The moment of action is near, and you’ll soon be a veteran if you aren’t one already. Events of the coming weeks and months will affect all of us. Comfort with uncertainty is one result of experiencing a life-threatening situation where almost everything’s beyond your personal control. Be of good courage, you aren’t alone.

M. Scott Weaver

Colonel, U.S. Army, Retired

Chapter President |



Scott Weaver is a retired Army combat veteran. He served as an infantry officer and strategist. His strategic-level assignments focused on Southwest Asia, Europe and Africa. His operational experience included Operations Desert Shield and Desert Storm, the Kosovo Air War, Operation Northern Watch, and Operations Iraqi Freedom and Enduring Freedom.

Scott is president of the Greater Kansas City Chapter of the Association of the United States Army. It’s mission is to be a voice for the Army that supports soldiers, civilians, veterans and their families through educational programs and community outreach.
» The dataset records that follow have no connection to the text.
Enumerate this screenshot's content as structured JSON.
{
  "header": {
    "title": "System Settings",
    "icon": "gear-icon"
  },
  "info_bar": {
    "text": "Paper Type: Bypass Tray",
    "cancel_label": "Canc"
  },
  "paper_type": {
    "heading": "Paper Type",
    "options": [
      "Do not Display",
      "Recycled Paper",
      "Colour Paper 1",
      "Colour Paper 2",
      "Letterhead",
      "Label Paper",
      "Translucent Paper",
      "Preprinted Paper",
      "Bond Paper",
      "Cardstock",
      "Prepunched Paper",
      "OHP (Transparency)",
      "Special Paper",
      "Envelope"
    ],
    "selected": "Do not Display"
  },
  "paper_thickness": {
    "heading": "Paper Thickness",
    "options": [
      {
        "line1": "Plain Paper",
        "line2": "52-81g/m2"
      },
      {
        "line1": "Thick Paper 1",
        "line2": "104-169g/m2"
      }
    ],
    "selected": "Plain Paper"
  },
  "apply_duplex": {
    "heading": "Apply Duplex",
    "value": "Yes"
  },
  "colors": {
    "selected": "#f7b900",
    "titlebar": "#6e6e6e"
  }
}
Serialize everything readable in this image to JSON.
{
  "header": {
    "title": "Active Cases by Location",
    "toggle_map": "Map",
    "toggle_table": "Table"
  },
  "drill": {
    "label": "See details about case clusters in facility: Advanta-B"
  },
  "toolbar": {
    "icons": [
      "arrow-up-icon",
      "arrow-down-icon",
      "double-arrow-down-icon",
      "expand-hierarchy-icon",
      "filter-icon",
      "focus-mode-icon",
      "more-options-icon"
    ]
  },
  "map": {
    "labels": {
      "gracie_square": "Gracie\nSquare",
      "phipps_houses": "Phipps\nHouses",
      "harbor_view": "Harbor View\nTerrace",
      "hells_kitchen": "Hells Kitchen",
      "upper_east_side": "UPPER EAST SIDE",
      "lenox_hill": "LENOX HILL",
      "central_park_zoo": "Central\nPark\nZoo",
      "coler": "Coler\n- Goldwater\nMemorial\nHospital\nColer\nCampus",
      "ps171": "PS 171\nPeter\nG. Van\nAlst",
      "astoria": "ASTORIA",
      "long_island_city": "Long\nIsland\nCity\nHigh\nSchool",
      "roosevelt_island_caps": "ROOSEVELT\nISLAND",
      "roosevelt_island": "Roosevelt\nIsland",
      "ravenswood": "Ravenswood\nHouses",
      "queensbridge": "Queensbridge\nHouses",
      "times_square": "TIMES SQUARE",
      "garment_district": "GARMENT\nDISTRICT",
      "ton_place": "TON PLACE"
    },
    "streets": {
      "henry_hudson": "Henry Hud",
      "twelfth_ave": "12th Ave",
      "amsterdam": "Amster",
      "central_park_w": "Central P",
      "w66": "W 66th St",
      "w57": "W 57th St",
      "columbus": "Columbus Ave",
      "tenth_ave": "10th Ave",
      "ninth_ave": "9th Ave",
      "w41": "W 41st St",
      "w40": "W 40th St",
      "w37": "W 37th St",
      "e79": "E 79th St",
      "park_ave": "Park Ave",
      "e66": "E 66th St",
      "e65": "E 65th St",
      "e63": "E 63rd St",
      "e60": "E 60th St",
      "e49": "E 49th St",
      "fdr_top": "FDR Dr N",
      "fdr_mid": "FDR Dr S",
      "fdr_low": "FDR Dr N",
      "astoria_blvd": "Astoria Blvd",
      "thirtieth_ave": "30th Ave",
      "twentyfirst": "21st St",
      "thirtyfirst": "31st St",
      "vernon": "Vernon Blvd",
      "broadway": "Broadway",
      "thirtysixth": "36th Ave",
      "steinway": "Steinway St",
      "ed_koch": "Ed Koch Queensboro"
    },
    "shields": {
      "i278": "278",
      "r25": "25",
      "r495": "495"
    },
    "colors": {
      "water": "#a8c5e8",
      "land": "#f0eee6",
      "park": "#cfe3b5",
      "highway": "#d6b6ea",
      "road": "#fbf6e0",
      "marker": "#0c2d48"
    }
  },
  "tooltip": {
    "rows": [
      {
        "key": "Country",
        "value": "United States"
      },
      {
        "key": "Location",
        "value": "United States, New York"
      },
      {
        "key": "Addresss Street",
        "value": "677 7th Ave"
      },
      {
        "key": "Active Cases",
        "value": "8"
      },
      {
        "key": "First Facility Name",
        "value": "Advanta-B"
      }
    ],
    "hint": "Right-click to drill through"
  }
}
Justin is the Executive Director of The Battle Within where he works to help our nation's veterans and first responders find their path of healing. He is also an Army combat veteran who served as a radio operator during a tour in support of Operation Iraqi Freedom.


Born from a group of veterans and first responders seeking to overcome Post-traumatic Stress Disorder (PTSD). With a holistic set of evidence-based tools and training we provide warriors with lifestyle changes needed for long-term healing. This rich community of fellow warriors provides the ongoing support needed to develop these skills into healing habits that affect the mind, body and soul.